Humility, the foundation of faith, is not merely the absence of pride; it is the authentic response to reality. In this way, the vulnerability of the cliffs is connected to the leisure of the huts; they are only possibilities of the humble heart. Leisure renders true vulnerability and vulnerability deepens the experience of leisure. Interpersonal love, the key to existence in Christ, is a confluence of these two realities, both of which are impossible without humility.

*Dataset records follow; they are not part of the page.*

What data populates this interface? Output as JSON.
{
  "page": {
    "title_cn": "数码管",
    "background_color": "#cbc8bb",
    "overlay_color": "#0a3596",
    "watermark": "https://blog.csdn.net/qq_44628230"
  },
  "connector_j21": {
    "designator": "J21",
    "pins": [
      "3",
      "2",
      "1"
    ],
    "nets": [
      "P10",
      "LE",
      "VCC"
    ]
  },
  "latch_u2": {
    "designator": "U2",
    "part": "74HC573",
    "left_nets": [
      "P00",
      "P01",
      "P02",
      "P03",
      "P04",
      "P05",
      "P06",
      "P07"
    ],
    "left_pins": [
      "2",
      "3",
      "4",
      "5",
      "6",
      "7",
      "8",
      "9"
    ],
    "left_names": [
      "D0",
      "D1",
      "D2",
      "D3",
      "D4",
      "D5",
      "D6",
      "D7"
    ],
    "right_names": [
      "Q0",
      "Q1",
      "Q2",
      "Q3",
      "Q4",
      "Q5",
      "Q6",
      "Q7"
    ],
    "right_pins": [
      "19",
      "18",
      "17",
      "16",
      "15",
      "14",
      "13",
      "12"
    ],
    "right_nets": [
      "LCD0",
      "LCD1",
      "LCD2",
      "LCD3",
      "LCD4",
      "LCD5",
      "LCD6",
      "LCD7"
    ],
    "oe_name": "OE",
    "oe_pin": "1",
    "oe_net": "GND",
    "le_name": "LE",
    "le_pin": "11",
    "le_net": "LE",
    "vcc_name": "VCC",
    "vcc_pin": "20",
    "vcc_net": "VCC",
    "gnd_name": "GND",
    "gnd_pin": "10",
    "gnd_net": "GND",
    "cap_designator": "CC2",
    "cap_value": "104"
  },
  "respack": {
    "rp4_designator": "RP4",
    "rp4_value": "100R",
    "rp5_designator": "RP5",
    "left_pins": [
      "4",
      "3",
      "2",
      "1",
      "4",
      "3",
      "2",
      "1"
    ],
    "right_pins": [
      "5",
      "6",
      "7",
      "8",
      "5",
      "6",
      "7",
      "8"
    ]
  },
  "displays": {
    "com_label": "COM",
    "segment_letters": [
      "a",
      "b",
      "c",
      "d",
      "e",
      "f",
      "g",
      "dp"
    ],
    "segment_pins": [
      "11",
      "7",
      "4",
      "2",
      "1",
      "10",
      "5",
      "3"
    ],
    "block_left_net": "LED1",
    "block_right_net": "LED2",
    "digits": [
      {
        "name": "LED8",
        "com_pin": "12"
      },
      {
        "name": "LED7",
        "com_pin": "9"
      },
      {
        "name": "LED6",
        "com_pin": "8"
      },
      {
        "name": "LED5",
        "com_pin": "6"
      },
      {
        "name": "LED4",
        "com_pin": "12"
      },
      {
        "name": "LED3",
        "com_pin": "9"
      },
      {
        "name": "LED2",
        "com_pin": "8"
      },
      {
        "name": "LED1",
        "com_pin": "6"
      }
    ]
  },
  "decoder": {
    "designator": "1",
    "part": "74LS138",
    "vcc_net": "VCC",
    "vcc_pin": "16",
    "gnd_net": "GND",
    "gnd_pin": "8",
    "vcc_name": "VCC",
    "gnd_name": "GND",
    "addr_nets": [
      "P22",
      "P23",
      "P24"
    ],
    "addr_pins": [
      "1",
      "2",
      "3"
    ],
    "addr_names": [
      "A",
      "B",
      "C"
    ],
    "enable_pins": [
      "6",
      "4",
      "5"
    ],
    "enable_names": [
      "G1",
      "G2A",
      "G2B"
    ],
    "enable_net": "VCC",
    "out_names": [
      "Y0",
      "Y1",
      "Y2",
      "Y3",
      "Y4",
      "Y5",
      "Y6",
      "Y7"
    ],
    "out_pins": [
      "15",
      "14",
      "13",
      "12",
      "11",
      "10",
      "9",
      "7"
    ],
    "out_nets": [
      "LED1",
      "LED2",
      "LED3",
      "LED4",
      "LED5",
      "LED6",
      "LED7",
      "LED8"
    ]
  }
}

The great temptation of every age is to relate to God without existential vulnerability. To offer prayers to God, to appease or appeal without the disclosure of that which is most fearful, is to fabricate a spiritual life tailored to ones ego. The Holy Trinity is the perfection of vulnerable love, where nothing is hidden and all participates in all. The invitation of the Christian life is to participate in this perfection of vulnerability, by which the perfection of ones life is attained. God become vulnerable in the descent of the Incarnation; the more we cling to his humility, the more we will be drawn into his very life ourselves.

Returning home to the hut, I saw the map lying on the table. I saw in its lines the defined contours of the surrounding terrain. That map is no different than the human heart, with its defined contours of the spiritual life. In this life, we can only read maps for so long, then its time to go ski. But we are not leading ourselves in the wilderness. As Fr. Tom King once said to a college student named Ray Gawronski: As Christians we don’t know where we are going, but we know the Way.